Most of the time it doesn't rain, so the hiker can use the tube tent as a ground cover. Sleeping in a tent is, most of the time, a huge waste, to my way of thinking. Sleeping under the open sky, alone or with a friend, is a thing too glorious to be stuffed inside a pup tent.
The song wouldn't be the same if the lyrics went, "I want to sleep with you in the desert tonight, with a canvas sack all around." 'Ugh.
If it rains, put up your tube tent-but only one bag per tent is safe, since plastic can suffocate the crowded or the careless. Also, never sleep in a tube tent without the rope secured. For information, ask at the store.
For foot care, take lots of socks, and lots is of baby powder to put on your feet every chance you get. Wear two pairs, cotton on the inside and wool on the outside.
Food is important, since among other things it is often the heaviest part of your baggage. It shouldn't be. The corner grocery store has lots of products in the genus "Riceroni" which, shelled of their cardboard containers, make light, easy-to-fix meals, even for "vegies" like me.
A mix of dried fruits, seeds, nuts and legumes (peanuts or soynuts) provides a lunch rich in vitamins and protein. I like to very lightly salt with sea salt such "trail mix," to prevent weakness from salt loss through perspiration.
For breakfast, nothing beats granola. I mix enough for one meal in a baggy with dry milk, and have breakfast at the first stream crossing or nice view.
A Boy Scout mess kit is more than ample for fixing. A product called Vegelene keeps things from sticking. Just take spoon and fork, since you already have a pocket knife.

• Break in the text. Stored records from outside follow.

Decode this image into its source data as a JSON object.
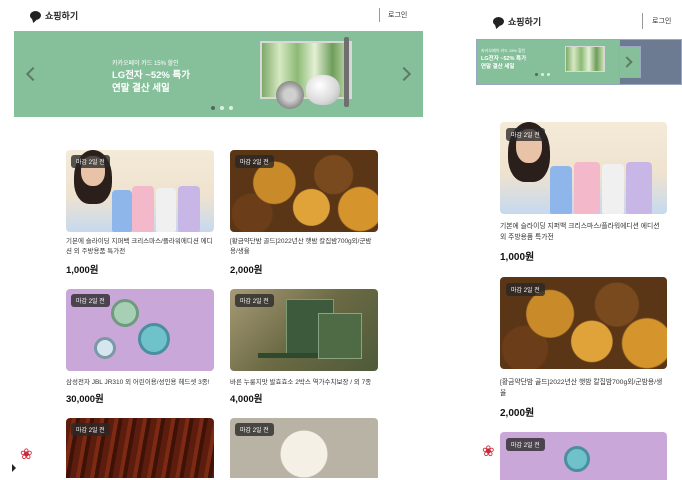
{
  "header": {
    "title": "쇼핑하기",
    "login_label": "로그인"
  },
  "banner": {
    "eyebrow": "카카오페이 카드 15% 할인",
    "title_line1": "LG전자 ~52% 특가",
    "title_line2": "연말 결산 세일",
    "dots": 3,
    "active_dot": 0,
    "color": "#86c09a"
  },
  "products": [
    {
      "badge": "마감 2일 전",
      "description": "기본에 슬라이딩 지퍼백 크리스마스/플라워에디션 에디션 외 주방용품 특가전",
      "price": "1,000원"
    },
    {
      "badge": "마감 2일 전",
      "description": "[황금약단밤 골드]2022년산 햇밤 칼집밤700g외/군밤용/생율",
      "price": "2,000원"
    },
    {
      "badge": "마감 2일 전",
      "description": "삼성전자 JBL JR310 외 어린이용/성인용 헤드셋 3종!",
      "price": "30,000원"
    },
    {
      "badge": "마감 2일 전",
      "description": "바른 누룽지맛 발효효소 2박스 역가수치보장 / 외 7종",
      "price": "4,000원"
    },
    {
      "badge": "마감 2일 전"
    },
    {
      "badge": "마감 2일 전"
    }
  ],
  "icons": {
    "brand": "chat-bubble-icon",
    "floating": "flower-icon",
    "prev": "chevron-left-icon",
    "next": "chevron-right-icon"
  }
}
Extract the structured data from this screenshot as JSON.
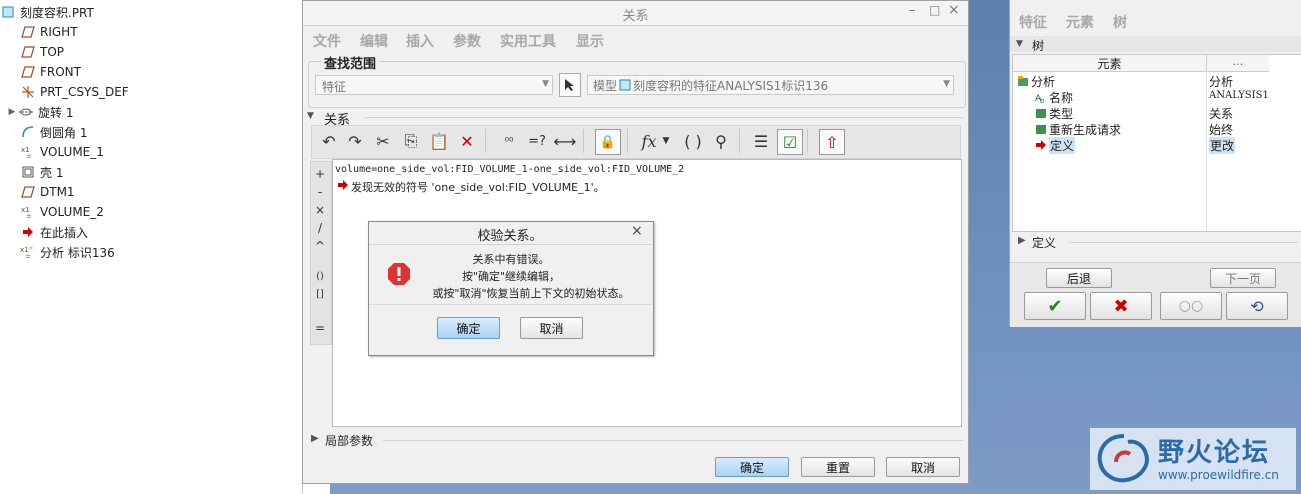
{
  "model_tree": {
    "items": [
      {
        "label": "刻度容积.PRT",
        "icon": "part-icon",
        "expand": false
      },
      {
        "label": "RIGHT",
        "icon": "datum-plane-icon",
        "expand": false
      },
      {
        "label": "TOP",
        "icon": "datum-plane-icon",
        "expand": false
      },
      {
        "label": "FRONT",
        "icon": "datum-plane-icon",
        "expand": false
      },
      {
        "label": "PRT_CSYS_DEF",
        "icon": "csys-icon",
        "expand": false
      },
      {
        "label": "旋转 1",
        "icon": "revolve-icon",
        "expand": true
      },
      {
        "label": "倒圆角 1",
        "icon": "round-icon",
        "expand": false
      },
      {
        "label": "VOLUME_1",
        "icon": "analysis-icon",
        "expand": false
      },
      {
        "label": "壳 1",
        "icon": "shell-icon",
        "expand": false
      },
      {
        "label": "DTM1",
        "icon": "datum-plane-icon",
        "expand": false
      },
      {
        "label": "VOLUME_2",
        "icon": "analysis-icon",
        "expand": false
      },
      {
        "label": "在此插入",
        "icon": "insert-here-icon",
        "expand": false
      },
      {
        "label": "分析 标识136",
        "icon": "analysis-new-icon",
        "expand": false
      }
    ]
  },
  "relations": {
    "title": "关系",
    "menu": [
      "文件",
      "编辑",
      "插入",
      "参数",
      "实用工具",
      "显示"
    ],
    "scope_label": "查找范围",
    "scope_type": "特征",
    "scope_target": "模型",
    "scope_target_value": "刻度容积的特征ANALYSIS1标识136",
    "section_relations": "关系",
    "editor_line1": "volume=one_side_vol:FID_VOLUME_1-one_side_vol:FID_VOLUME_2",
    "editor_line2": "发现无效的符号 'one_side_vol:FID_VOLUME_1'。",
    "ops": [
      "+",
      "-",
      "×",
      "/",
      "^",
      "()",
      "[]",
      "="
    ],
    "local_params": "局部参数",
    "ok": "确定",
    "reset": "重置",
    "cancel": "取消"
  },
  "verify": {
    "title": "校验关系。",
    "line1": "关系中有错误。",
    "line2": "按\"确定\"继续编辑，",
    "line3": "或按\"取消\"恢复当前上下文的初始状态。",
    "ok": "确定",
    "cancel": "取消"
  },
  "element_panel": {
    "menu": [
      "特征",
      "元素",
      "树"
    ],
    "tree_label": "树",
    "col_element": "元素",
    "col_info": "...",
    "rows": [
      {
        "name": "分析",
        "value": "分析"
      },
      {
        "name": "名称",
        "value": "ANALYSIS1"
      },
      {
        "name": "类型",
        "value": "关系"
      },
      {
        "name": "重新生成请求",
        "value": "始终"
      },
      {
        "name": "定义",
        "value": "更改"
      }
    ],
    "define_label": "定义",
    "back": "后退",
    "next": "下一页"
  },
  "watermark": {
    "title": "野火论坛",
    "url": "www.proewildfire.cn"
  },
  "colors": {
    "accent_blue": "#3f6fb0",
    "error_red": "#d33",
    "desktop": "#6f91c1"
  }
}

Some folks with stronger backs and a craving for BHT take canned food. Others with unlimited resources shell out a small fortune for freeze-dried escargots, and other modern wonders. Not me. Who needs it? (Except, you know, those freeze-dried plums are good...)
Watch out for two things in the mountains, especially. The first is thirst. Always carry water. Even if the map says "river," this can be dry country. So bring a one quart or larger canteen, one for each member of your party. Always.
Second, the chaparral is tough, so stay on the trail. The romance of pretending to be a pioneer is not worth dying of heat-stroke and fatigue in a thorny tangle of brush. Or, stumbling over a nervous rattlesnake.
Rattlers are common here, but they want to avoid you at least as much as you want to avoid them. They are occasionally deadly to people, while people are almost always deadly to them. Look before you put down your foot and you'll be safe. And, if you see a rattlesnake, just-leave it alone. It just wants to lunch on rats, and be a moroccas player in the natural band.
Now, where should you go? To get a good start, get a hold of the new book "Trails of The San Rafael Wilderness" by M. Hiester and R. Ford available at local camping stores. In the book are a number of trails to choose from. A couple of suggestions (see map, above):
Upper Oso to little Pine Mountain: This day hike is a real rocketship, climbing from about 1000 feet to over 4,500 feet in about five miles. Two friends of mine made it up in about four hours last week, and described the wildflowers as "the ultimate." From the top, you can see across the Santa Ynez Mountains to the Channel Islands.
Manzana Schoolhouse: A good overnight for newcomers starts at Nira Camp near Davy Brown, at the end of Happy Canyon Road. Following the river for about six miles beyond Nira brings the hiker to a large, meadow campground near an abandoned schoolhouse built for backcountry pioneers. Close-by are Indian cave paintings and lots of nice swimming holes.
There are many other trails, too numerous to even begin listing here. Head down to one of the local stores, or call the Sierra Club for more information.
But now is the time. Wildflowers are blooming, the weather is neither too hot nor too cold, rain is unlikely but the creeks are full. See you in the backcountry.